Note: If the location of calicoctl is not already in your PATH, move the file to one that is or add its location to your PATH. This will allow you to invoke it without having to prepend its location.
d) Windows - using powershell command to download the calicoctl binary
Tip: Consider runing powershell as administraor and navigating to a location that’s in your PATH. For example, C:\Windows.

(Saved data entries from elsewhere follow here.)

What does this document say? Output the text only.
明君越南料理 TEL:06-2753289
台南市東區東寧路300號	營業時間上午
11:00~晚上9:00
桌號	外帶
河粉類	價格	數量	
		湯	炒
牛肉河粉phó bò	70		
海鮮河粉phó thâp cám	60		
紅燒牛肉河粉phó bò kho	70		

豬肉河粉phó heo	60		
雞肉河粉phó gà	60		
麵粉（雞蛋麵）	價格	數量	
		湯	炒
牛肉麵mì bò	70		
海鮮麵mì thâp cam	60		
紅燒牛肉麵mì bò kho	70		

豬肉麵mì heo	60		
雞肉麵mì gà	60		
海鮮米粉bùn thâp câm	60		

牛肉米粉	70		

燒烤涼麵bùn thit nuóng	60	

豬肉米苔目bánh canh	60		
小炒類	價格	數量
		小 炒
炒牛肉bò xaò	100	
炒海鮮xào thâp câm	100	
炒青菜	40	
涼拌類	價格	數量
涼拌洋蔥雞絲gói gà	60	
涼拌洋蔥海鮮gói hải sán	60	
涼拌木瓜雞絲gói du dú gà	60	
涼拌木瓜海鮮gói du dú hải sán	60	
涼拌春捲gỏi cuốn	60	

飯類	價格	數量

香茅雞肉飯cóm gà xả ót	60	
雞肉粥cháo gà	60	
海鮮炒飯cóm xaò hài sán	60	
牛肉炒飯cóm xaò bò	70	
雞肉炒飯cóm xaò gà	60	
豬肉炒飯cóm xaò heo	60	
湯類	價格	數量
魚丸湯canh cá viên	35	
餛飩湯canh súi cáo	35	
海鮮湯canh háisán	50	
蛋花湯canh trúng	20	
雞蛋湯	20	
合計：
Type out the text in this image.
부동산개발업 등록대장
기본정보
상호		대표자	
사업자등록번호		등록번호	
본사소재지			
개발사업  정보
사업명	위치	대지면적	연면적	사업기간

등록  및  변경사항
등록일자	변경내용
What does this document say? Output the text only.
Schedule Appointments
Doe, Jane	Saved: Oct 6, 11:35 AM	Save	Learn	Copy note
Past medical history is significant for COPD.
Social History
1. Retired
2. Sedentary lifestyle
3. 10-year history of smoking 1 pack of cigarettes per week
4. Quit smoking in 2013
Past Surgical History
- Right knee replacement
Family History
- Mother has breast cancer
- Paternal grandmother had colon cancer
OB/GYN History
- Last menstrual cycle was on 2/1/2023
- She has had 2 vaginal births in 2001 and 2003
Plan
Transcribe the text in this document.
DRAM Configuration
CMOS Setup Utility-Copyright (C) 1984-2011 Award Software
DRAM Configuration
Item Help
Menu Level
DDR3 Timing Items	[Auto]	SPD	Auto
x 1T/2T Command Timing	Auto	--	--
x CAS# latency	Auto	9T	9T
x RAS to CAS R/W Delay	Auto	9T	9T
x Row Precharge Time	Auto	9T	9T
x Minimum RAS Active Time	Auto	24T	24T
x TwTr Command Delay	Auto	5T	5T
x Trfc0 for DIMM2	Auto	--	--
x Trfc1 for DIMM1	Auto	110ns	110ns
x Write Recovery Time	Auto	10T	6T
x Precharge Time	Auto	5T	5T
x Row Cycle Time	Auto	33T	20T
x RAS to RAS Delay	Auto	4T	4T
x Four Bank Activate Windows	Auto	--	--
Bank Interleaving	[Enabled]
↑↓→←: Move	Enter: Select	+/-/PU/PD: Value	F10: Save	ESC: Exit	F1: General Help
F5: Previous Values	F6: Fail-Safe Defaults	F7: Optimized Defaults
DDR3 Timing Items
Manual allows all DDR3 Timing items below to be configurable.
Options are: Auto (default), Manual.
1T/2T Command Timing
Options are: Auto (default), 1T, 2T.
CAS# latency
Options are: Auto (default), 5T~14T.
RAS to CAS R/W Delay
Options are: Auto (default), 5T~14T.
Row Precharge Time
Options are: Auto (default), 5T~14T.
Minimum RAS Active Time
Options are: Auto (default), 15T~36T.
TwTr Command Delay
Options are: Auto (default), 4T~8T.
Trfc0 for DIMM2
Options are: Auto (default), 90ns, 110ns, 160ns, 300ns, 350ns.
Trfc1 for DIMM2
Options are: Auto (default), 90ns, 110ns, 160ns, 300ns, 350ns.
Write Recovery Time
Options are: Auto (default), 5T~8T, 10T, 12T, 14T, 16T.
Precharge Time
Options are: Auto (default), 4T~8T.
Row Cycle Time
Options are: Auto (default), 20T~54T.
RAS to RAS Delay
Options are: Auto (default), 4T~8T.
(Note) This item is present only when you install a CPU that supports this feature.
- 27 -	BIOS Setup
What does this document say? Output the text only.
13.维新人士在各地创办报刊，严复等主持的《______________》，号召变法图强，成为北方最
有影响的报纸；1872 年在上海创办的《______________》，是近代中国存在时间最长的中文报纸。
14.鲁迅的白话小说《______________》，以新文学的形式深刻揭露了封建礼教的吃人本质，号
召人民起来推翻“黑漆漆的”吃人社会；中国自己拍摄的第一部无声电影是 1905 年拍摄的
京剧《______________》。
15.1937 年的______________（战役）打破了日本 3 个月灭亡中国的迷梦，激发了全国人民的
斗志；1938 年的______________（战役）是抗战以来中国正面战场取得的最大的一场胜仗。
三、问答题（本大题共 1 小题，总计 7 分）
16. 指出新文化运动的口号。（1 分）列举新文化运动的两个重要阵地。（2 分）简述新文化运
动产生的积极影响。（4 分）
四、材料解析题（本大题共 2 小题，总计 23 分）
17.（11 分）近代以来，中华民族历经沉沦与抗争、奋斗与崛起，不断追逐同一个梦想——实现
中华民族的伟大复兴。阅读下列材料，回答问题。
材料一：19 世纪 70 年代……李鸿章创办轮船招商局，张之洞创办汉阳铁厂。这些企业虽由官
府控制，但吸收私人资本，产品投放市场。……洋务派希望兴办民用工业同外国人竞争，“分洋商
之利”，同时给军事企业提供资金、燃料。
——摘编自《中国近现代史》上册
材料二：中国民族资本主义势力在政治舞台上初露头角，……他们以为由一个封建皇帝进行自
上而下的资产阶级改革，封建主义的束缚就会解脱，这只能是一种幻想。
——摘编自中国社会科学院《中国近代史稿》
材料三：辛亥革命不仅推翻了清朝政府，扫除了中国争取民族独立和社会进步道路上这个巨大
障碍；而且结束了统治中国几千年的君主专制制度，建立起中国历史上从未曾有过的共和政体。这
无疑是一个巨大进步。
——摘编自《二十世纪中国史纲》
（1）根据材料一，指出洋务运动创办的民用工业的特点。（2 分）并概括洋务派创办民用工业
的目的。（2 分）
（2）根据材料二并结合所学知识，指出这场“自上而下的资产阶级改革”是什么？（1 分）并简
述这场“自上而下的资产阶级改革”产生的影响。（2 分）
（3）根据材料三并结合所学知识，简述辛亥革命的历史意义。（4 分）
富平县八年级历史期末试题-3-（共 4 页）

Invoke-WebRequest -Uri "https://downloads.tigera.io/ee/binaries/v3.14.2/calicoctl-windows-amd64.exe" -OutFile "calicocttl.exe"
You should now have a Kubernetes cluster running with 3 nodes. You do not see the master servers for the cluster because these are managed by Microsoft. The Control Plane services which manage the Kubernetes cluster such as scheduling, API access, configuration data store and object controllers are all provided as services to the nodes.